座り心地を考えるのであれば、座面の高さは忘れてはいけない要素です。座面の高さは、座面奥に座った状態で、足裏全体が地面にしっかりと着くことが理想的とされています。
椅子選びは、座る人の身長に合わせて座面の高さを配慮し、身体にフィットした心地よい椅子選びを心がけてください。

椅子選びの注意点:座面のサイズと安定性

座り心地のよい椅子選びでは、座面の高さのほかに、座面全体のサイズと安定性も重要なポイント。座面のサイズは、腰をしっかりと落ち着け、窮屈感がなくゆったりとくつろげる十分な広さがベストです。身体にフィットした十分な座面サイズでなければ、座ったときの違和感や負担が増えます。
安定性があってしっかりと座れる椅子でないと、座っていて疲れやすくなり、背や腰、肩の痛みを招きかねません。長時間椅子に座ることを想定しているなら、適切な座面サイズと安定性の高い椅子を選びましょう。

椅子をオーダーメイドするメリット

椅子を持つ家具職人

既製品ではなかなか理想の椅子が見つからないという場合には、椅子のオーダーメイドを検討してみることをおすすめします。椅子をオーダーメイドすることのメリットを見ていきましょう。

長時間座っても疲れにくい

オーダーメイドは、自分の好きなようにデザインできるため、人間工学に基づいたアレンジが可能です。さまざまな姿勢に対応し、身体への負担を分散してくれる椅子に設計することもできます。椅子に座って疲れやすいという人は、肩や腰、背骨への負担が大きいのが原因です。背もたれを緩やかなカーブ状にデザインしたり、身体全体を支えて柔らかい素材で包んだりすることも可能です。身体への負担を緩和し、長時間座っても疲れにくい椅子を実現します。

空間の有効活用ができる

オーダーメイドはデザインが自由自在なので、設置スペースに無駄のない椅子に設計することができます。椅子のサイズや高さまで設置スペースに合わせて設計すれば、デッドスペースを作らず空間を余すことなく活用することが可能です。
どんなに快適な椅子でも、サイズ感が普段過ごす空間に合っていなければ、美観や雰囲気を損なう要因になりかねません。オーダーメイドなら、毎日を過ごす場所をすっきりと保ち、空間の有効活用ができます。

体型に合わせたサポートが得られる

オーダーメイドは、身体にフィットした椅子に設計できるので、体型に合わせたサポートを得られます。椅子の用途は仕事や勉強、休憩用などシーンによって異なります。オーダーメイドなら、座る人の体型に合わせ、サイズや座面高、幅までを正確に設計して全面的にサポート可能です。
なかなか理想の椅子が見つからないなら、ぜひオーダーメイドで希望通りの椅子を注文してみてはいかがでしょうか。

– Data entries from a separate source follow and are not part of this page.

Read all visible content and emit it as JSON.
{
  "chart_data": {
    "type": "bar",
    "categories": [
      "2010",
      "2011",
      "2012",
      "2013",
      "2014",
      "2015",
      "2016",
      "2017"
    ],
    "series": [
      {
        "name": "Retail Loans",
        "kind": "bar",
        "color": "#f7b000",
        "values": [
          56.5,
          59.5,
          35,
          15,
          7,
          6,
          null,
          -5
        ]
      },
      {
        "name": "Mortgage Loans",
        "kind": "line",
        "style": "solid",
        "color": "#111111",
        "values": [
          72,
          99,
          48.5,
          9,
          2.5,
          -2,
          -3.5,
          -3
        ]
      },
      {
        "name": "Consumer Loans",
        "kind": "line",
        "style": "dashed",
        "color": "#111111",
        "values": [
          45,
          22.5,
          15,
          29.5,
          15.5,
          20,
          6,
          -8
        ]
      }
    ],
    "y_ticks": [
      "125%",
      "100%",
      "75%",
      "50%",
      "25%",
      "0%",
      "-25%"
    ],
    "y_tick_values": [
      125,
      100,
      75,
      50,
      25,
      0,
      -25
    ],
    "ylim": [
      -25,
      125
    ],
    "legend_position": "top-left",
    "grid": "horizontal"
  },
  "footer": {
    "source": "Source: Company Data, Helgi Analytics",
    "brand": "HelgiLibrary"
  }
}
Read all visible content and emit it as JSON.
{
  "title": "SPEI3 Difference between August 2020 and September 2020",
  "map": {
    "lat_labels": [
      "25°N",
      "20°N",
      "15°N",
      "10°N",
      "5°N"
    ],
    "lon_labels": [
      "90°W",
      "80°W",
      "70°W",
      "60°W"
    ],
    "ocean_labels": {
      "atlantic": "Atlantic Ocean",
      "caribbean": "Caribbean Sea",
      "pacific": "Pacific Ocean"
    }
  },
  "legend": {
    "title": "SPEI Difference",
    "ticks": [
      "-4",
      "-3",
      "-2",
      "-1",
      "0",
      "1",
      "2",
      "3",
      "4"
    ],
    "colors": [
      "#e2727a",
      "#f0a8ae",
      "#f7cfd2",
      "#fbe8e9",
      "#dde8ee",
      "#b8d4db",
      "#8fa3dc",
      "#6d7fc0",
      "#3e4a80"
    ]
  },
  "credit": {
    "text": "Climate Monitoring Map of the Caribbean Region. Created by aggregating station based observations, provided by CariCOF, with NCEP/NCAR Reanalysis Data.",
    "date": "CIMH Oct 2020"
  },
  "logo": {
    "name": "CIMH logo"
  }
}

一般的な椅子のサイズは?椅子選びには座面の高さも意識しようまとめ

椅子選びは座る人の身長や体型に合わせ、身体にフィットした椅子を選ぶことが大切です。既製品の椅子は成人男性の平均身長に合わせたものが多く、すべての人に適切なサイズというわけではありません。特に座面の高さは、快適な座り心地に直結するので、椅子選びの際には重要視すべきポイントです。椅子選びで重要なポイントを押さえ、ぜひ理想的な椅子を選んでみてはいかがでしょうか。